In 1995, The USDA-ARS scientists, Drs. Charles Wilson and Michael Wisniewski, and ARO scientists, Drs. Edo Chalutz and Samir Droby, discovered, patented, and helped to commercialize through an industry partnership, the first yeast-based biocontrol product for managing postharvest diseases of pome fruit, citrus, strawberries, and stone fruit. Through subsequent projects, they also investigated the mechanisms associated with the biocontrol activity of the yeast antagonists, including nutrient competition, production of exopolysaccharides, the induction of host defenses through an induction of reactive oxygen species (ROS) and the production of cell wall degrading enzymes. They were the first to document the ability of yeast antagonists to parasitize and degrade the mycelia of decay fungi.

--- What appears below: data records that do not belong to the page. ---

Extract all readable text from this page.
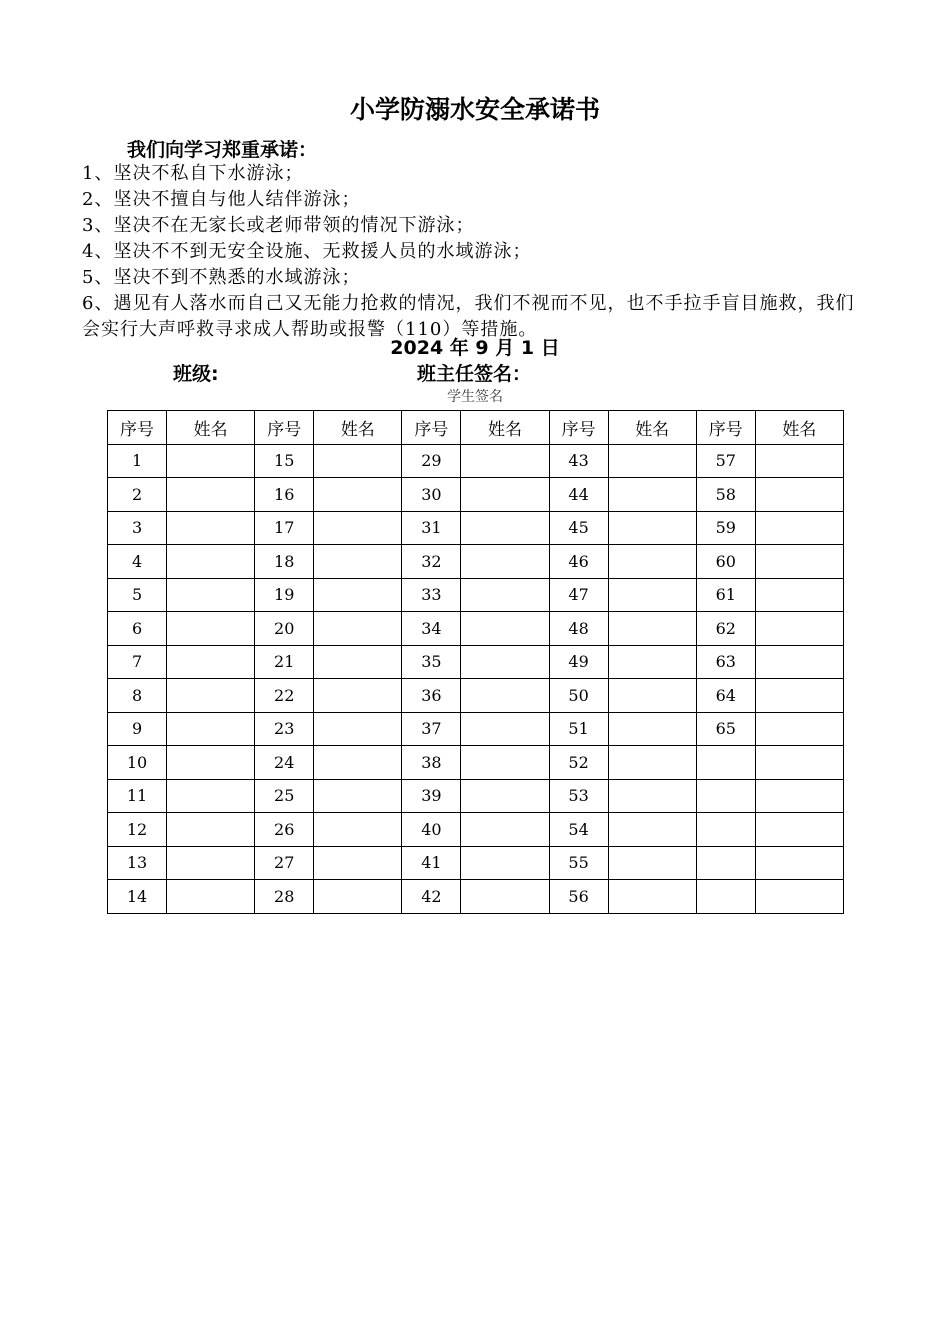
小学防溺水安全承诺书
我们向学习郑重承诺：

1、坚决不私自下水游泳；

2、坚决不擅自与他人结伴游泳；

3、坚决不在无家长或老师带领的情况下游泳；

4、坚决不不到无安全设施、无救援人员的水域游泳；

5、坚决不到不熟悉的水域游泳；

6、遇见有人落水而自己又无能力抢救的情况，我们不视而不见，也不手拉手盲目施救，我们会实行大声呼救寻求成人帮助或报警（110）等措施。

2024 年 9 月 1 日
班级:	班主任签名：
学生签名
序号	姓名	序号	姓名	序号	姓名	序号	姓名	序号	姓名
1		15		29		43		57	
2		16		30		44		58	
3		17		31		45		59	
4		18		32		46		60	
5		19		33		47		61	
6		20		34		48		62	
7		21		35		49		63	
8		22		36		50		64	
9		23		37		51		65	
10		24		38		52			
11		25		39		53			
12		26		40		54			
13		27		41		55			
14		28		42		56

This research heralded a new field of study, and soon scientists around the world began to focus on this line of research and on the discovery of new microbial-based products. Studies on postharvest biocontrol grew from a few publications on this topic over a ten-year period, to literally more than a hundred annually. The BARD-sponsored research conducted by the U.S and Israeli collaborators fostered the development and training of numerous graduate students and postdoctoral students from over 15 different countries. BARD-sponsored workshops helped to establish a working group under the auspices of the International Society of Horticultural Sciences (ISHS) and the International Socienty of Plant Pathology (ISPP) that has now met every two years for the last decade.
Drs. Samir Droby and Michael Wisniewski have continued to work as a team to advance this field of research and foster new ideas. As products began to become available, challenges of efficacy, acceptability, patent protection, and commercialization became evident. After many years of research and development in the field of biocontrol, their review articles entitled, “Twenty years of postharvest biocontrol: Is it time for a new paradigm?”, "The science, development, and commercialization of postharvest biocontrol products" and "Alternative Management Technologies for Postharvest Disease Control: The journey from simplicity to complexity". These articles provided ideas for future directions that once again stimulated the field to grow and change its approach to postharvest biocontrol. Though simple in concept, it emphasized that rather than being based on a single microbial antagonist for the management of diseases, the approach to post-harvest preservation of fruits and vegetables should be viewed as a biocontrol system involving multi-trophic interactions, consisting of the host-pathogen-antagonist-resident microbiota, and the environment. Such a view emphasized a “systems approach” to postharvest biocontrol.
This “new paradigm” actually provided the foundation for an even greater paradigm shift that is once again advancing the way we think about postharvest biocontrol systems. With the advent of next-generation-sequencing technologies, the presence of the microbiome and its interaction with other components of the system could now be included and studied. Through their work, a new understanding of the fruit microbiome and its role in natural defense systems is being explored and documented. In BARD-sponsored research, Drs. Droby and Wisniewski have been investigating the composition of the microbiota on different parts of an apple, the effect of genotype on the composition of the microbiome. They are identifying the “core’ microbiome of apples obtained from ten different countries around the world, and the impact of fruit development, and management practices, as well as the impact of ithe ntroduction of a biocontrol agent on the fruit microbiome.
After 36 years, Dr. Wisniewski retired from the USDA-ARS, but he continues to conduct research in this field through his position as an Adjunct Researcher at Virginia Technical University, Blacksburg, VA. This successful multi-generational scientific synergism and friendship started by Drs. Charles Wilson and Edo Chalutz and continued by Drs. Samir Droby and Michael Wisniewski, is a great example of the unique opportunities that BARD provides and what makes it unique among funding opportunities.